Question

Select One Option Correct from the following : One end of a taut string of length 3 m along the x axis is fixed at x = 0. The speed of the waves in the string is 100 m/s. The other end of the string is vibrating in the y direction so that stationary waves are set up in the string. The possible waveform(s) of these stationary waves is (are)
(A)$y(x,t) = A \sin \frac{\pi x}{6} \cos \frac{50 \pi t}{3}$
(B) $y(x,t) = A \sin \frac{\pi x}{3} \cos \frac{100 \pi t}{3}$
(C) $y(x,t) = A \sin \frac{5\pi x}{6} \cos \frac{250 \pi t}{3}$
(D) $y(x,t) = A \sin \frac{5\pi x}{2} \cos 250\pi t$

Answer 1

d option is correct I think

Answer 2

Select One Option Correct from the following : One end of a taut string of length 3 m along the x axis is fixed at x = 0. The speed of the waves in the string is 100 m/s. The other end of the string is vibrating in the y direction so that stationary waves are set up in the string.
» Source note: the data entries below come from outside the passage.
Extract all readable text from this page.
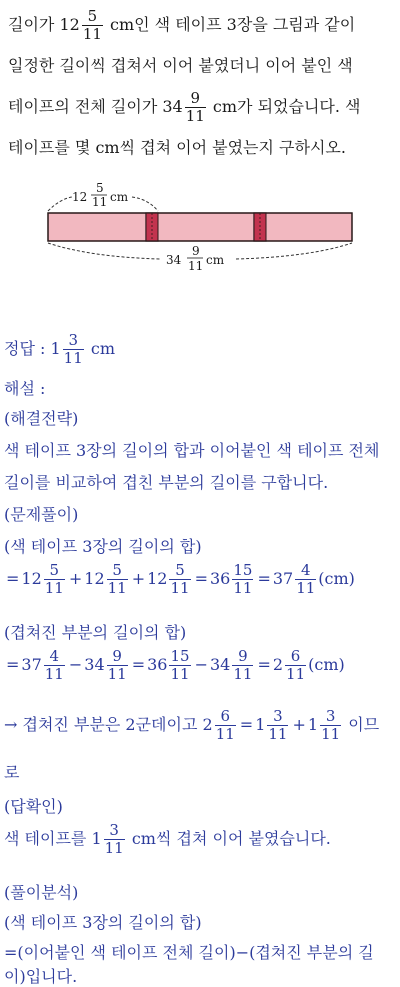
길이가 $12 \frac{5}{11}$ cm인 색 테이프 3장을 그림과 같이
일정한 길이씩 겹쳐서 이어 붙였더니 이어 붙인 색
테이프의 전체 길이가 $34 \frac{9}{11}$ cm가 되었습니다. 색
테이프를 몇 cm씩 겹쳐 이어 붙였는지 구하시오.
12
5
11 cm
34
9
11 cm
정답 : $1 \frac{3}{11}$ cm
해설 :
(해결전략)
색 테이프 3장의 길이의 합과 이어붙인 색 테이프 전체
길이를 비교하여 겹친 부분의 길이를 구합니다.
(문제풀이)
(색 테이프 3장의 길이의 합)
= $12 \frac{5}{11} + 12 \frac{5}{11} + 12 \frac{5}{11} = 36 \frac{15}{11} = 37 \frac{4}{11} (cm)$
(겹쳐진 부분의 길이의 합)
= $37 \frac{4}{11} - 34 \frac{9}{11} = 36 \frac{15}{11} - 34 \frac{9}{11} = 2 \frac{6}{11} (cm)$
→ 겹쳐진 부분은 2군데이고 $2 \frac{6}{11} = 1 \frac{3}{11} + 1 \frac{3}{11}$ 이므
로
(답확인)
색 테이프를 $1 \frac{3}{11}$ cm씩 겹쳐 이어 붙였습니다.
(풀이분석)
(색 테이프 3장의 길이의 합)
=(이어붙인 색 테이프 전체 길이)−(겹쳐진 부분의 길
이)입니다.
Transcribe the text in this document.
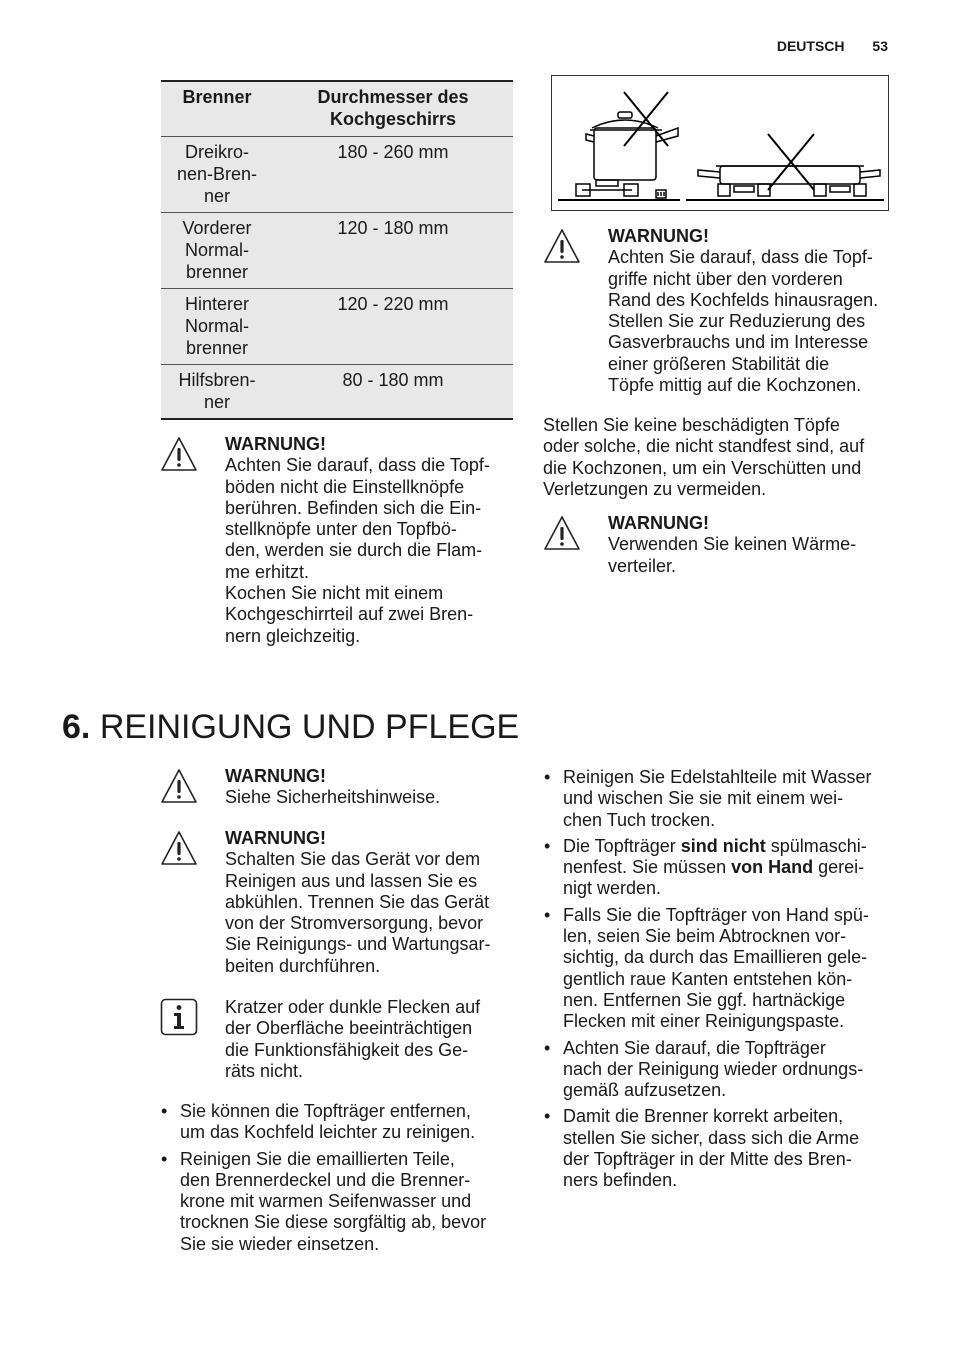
DEUTSCH 53
Brenner	Durchmesser des Kochgeschirrs
Dreikro-
nen-Bren-
ner	180 - 260 mm
Vorderer
Normal-
brenner	120 - 180 mm
Hinterer
Normal-
brenner	120 - 220 mm
Hilfsbren-
ner	80 - 180 mm

WARNUNG!

Achten Sie darauf, dass die Topf-

böden nicht die Einstellknöpfe

berühren. Befinden sich die Ein-

stellknöpfe unter den Topfbö-

den, werden sie durch die Flam-

me erhitzt.

Kochen Sie nicht mit einem

Kochgeschirrteil auf zwei Bren-

nern gleichzeitig.

WARNUNG!

Achten Sie darauf, dass die Topf-

griffe nicht über den vorderen

Rand des Kochfelds hinausragen.

Stellen Sie zur Reduzierung des

Gasverbrauchs und im Interesse

einer größeren Stabilität die

Töpfe mittig auf die Kochzonen.

Stellen Sie keine beschädigten Töpfe

oder solche, die nicht standfest sind, auf

die Kochzonen, um ein Verschütten und

Verletzungen zu vermeiden.

WARNUNG!

Verwenden Sie keinen Wärme-

verteiler.

6. REINIGUNG UND PFLEGE

WARNUNG!

Siehe Sicherheitshinweise.

WARNUNG!

Schalten Sie das Gerät vor dem

Reinigen aus und lassen Sie es

abkühlen. Trennen Sie das Gerät

von der Stromversorgung, bevor

Sie Reinigungs- und Wartungsar-

beiten durchführen.

Kratzer oder dunkle Flecken auf

der Oberfläche beeinträchtigen

die Funktionsfähigkeit des Ge-

räts nicht.

• Sie können die Topfträger entfernen,
um das Kochfeld leichter zu reinigen.
• Reinigen Sie die emaillierten Teile,
den Brennerdeckel und die Brenner-
krone mit warmen Seifenwasser und
trocknen Sie diese sorgfältig ab, bevor
Sie sie wieder einsetzen.
• Reinigen Sie Edelstahlteile mit Wasser
und wischen Sie sie mit einem wei-
chen Tuch trocken.
• Die Topfträger sind nicht spülmaschi-
nenfest. Sie müssen von Hand gerei-
nigt werden.
• Falls Sie die Topfträger von Hand spü-
len, seien Sie beim Abtrocknen vor-
sichtig, da durch das Emaillieren gele-
gentlich raue Kanten entstehen kön-
nen. Entfernen Sie ggf. hartnäckige
Flecken mit einer Reinigungspaste.
• Achten Sie darauf, die Topfträger
nach der Reinigung wieder ordnungs-
gemäß aufzusetzen.
• Damit die Brenner korrekt arbeiten,
stellen Sie sicher, dass sich die Arme
der Topfträger in der Mitte des Bren-
ners befinden.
The possible waveform(s) of these stationary waves is (are)

(A)$y(x,t) = A \sin \frac{\pi x}{6} \cos \frac{50 \pi t}{3}$

(B) $y(x,t) = A \sin \frac{\pi x}{3} \cos \frac{100 \pi t}{3}$

(C) $y(x,t) = A \sin \frac{5\pi x}{6} \cos \frac{250 \pi t}{3}$

✔️ (D) $y(x,t) = A \sin \frac{5\pi x}{2} \cos 250\pi t$